Famous Food Friday – George Bernard Shaw


At twenty-five, George Bernard Shaw became a vegetarian. He attributed this change in lifestyle to a couplet in Percy Bysshe Shelly’s poem, The Revolt of Islam.

“Never again may blood of bird or beast
Stain with its venomous stream a human feast!”

The less romantic among us attribute this conversion more to poverty than to poetry. Still, Shaw remained a lifelong vegetarian and a teetotaler. He married late in life and his wife kept to his strict dietary requirements. When entertaining, one maid served the carnivorous, wine swilling guests while Shaw had his own maid to serve him. After his wife died, Shaw needed someone to continue the regime his mother and then his wife meticulously carried out. He found a willing servant in Alice Laden, a widow who nursed his wife during last eight months of her life. Though she didn’t wish to live in the country, to Shaw’s great fortune she remained.

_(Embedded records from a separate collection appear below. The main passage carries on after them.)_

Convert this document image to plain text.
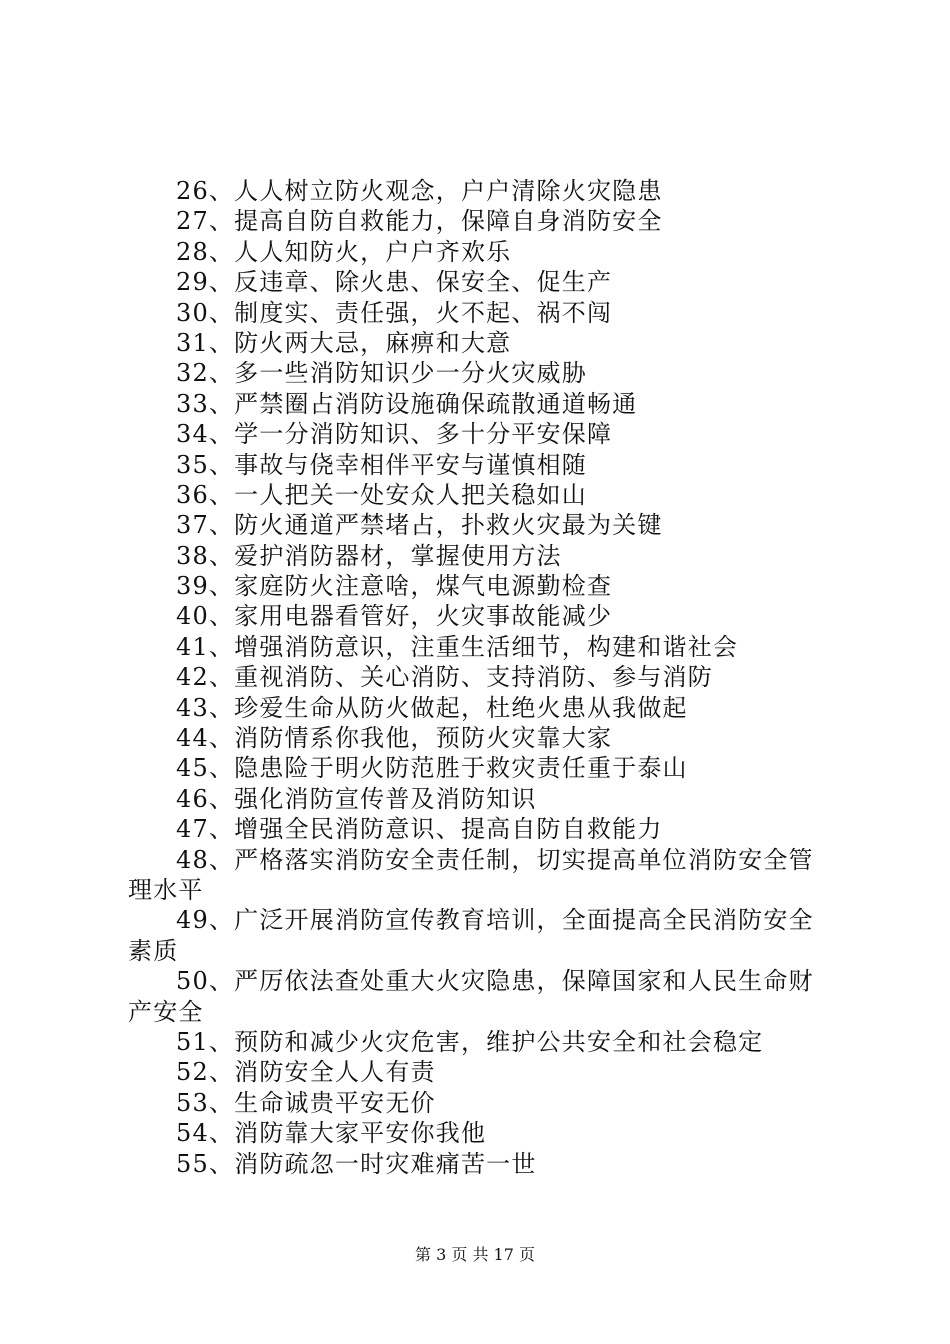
26、人人树立防火观念，户户清除火灾隐患
27、提高自防自救能力，保障自身消防安全
28、人人知防火，户户齐欢乐
29、反违章、除火患、保安全、促生产
30、制度实、责任强，火不起、祸不闯
31、防火两大忌，麻痹和大意
32、多一些消防知识少一分火灾威胁
33、严禁圈占消防设施确保疏散通道畅通
34、学一分消防知识、多十分平安保障
35、事故与侥幸相伴平安与谨慎相随
36、一人把关一处安众人把关稳如山
37、防火通道严禁堵占，扑救火灾最为关键
38、爱护消防器材，掌握使用方法
39、家庭防火注意啥，煤气电源勤检查
40、家用电器看管好，火灾事故能减少
41、增强消防意识，注重生活细节，构建和谐社会
42、重视消防、关心消防、支持消防、参与消防
43、珍爱生命从防火做起，杜绝火患从我做起
44、消防情系你我他，预防火灾靠大家
45、隐患险于明火防范胜于救灾责任重于泰山
46、强化消防宣传普及消防知识
47、增强全民消防意识、提高自防自救能力
48、严格落实消防安全责任制，切实提高单位消防安全管
理水平
49、广泛开展消防宣传教育培训，全面提高全民消防安全
素质
50、严厉依法查处重大火灾隐患，保障国家和人民生命财
产安全
51、预防和减少火灾危害，维护公共安全和社会稳定
52、消防安全人人有责
53、生命诚贵平安无价
54、消防靠大家平安你我他
55、消防疏忽一时灾难痛苦一世
第 3 页 共 17 页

In later life, Alice Laden compiled many of the recipes she cooked for Shaw into the George Bernard Shaw Vegetarian Cookbook.



I chose this recipe because my friend, Harry Lowe, loves shredded wheat. He also loves nuts. This dish is a perfect dish for him as he always has the ingredients in his cupboard!

Mixed Nut Bake

2 large shredded-wheat biscuits
2 eggs beaten
1 cup finely chopped mixed nuts
2 cups fresh whole-wheat bread crumbs
Salt and pepper
1 cup sautéed onions
1 hard-cooked egg
1 cup cooked rice
2 tablespoons cheddar cheese, grated
Butter
Tomato Sauce

Preheat oven to 375 F. Crush the shredded-wheat finely with a rolling pin. Mix nuts, bread crumbs, seasonings, shredded-wheat, sautéed onions, and beaten eggs together in a bowl. Chop the hard-cooked egg and mix with the grated cheese and cooked rice in another bowl to form a firm filling. Add salt and pepper too taste. Spread half the nut-meat mixture in a buttered baking dish and spread cheese and rice filling over this. Spread the remaining nut-meat mixture on top and dot with butter. Bake for 45 minutes. Serve hot with Tomato Sauce.


Shaw once dreamt of his own funeral. Rather than being upset, he was comforted by the happy occasion. He wrote:

“My hearse will be followed, not by mourning coaches but by herds of oxen, sheep, swine, flocks of poultry and a small traveling aquarium on live fish, all wearing white scarves in honour of the man who perished rather than eat his fellow creatures.”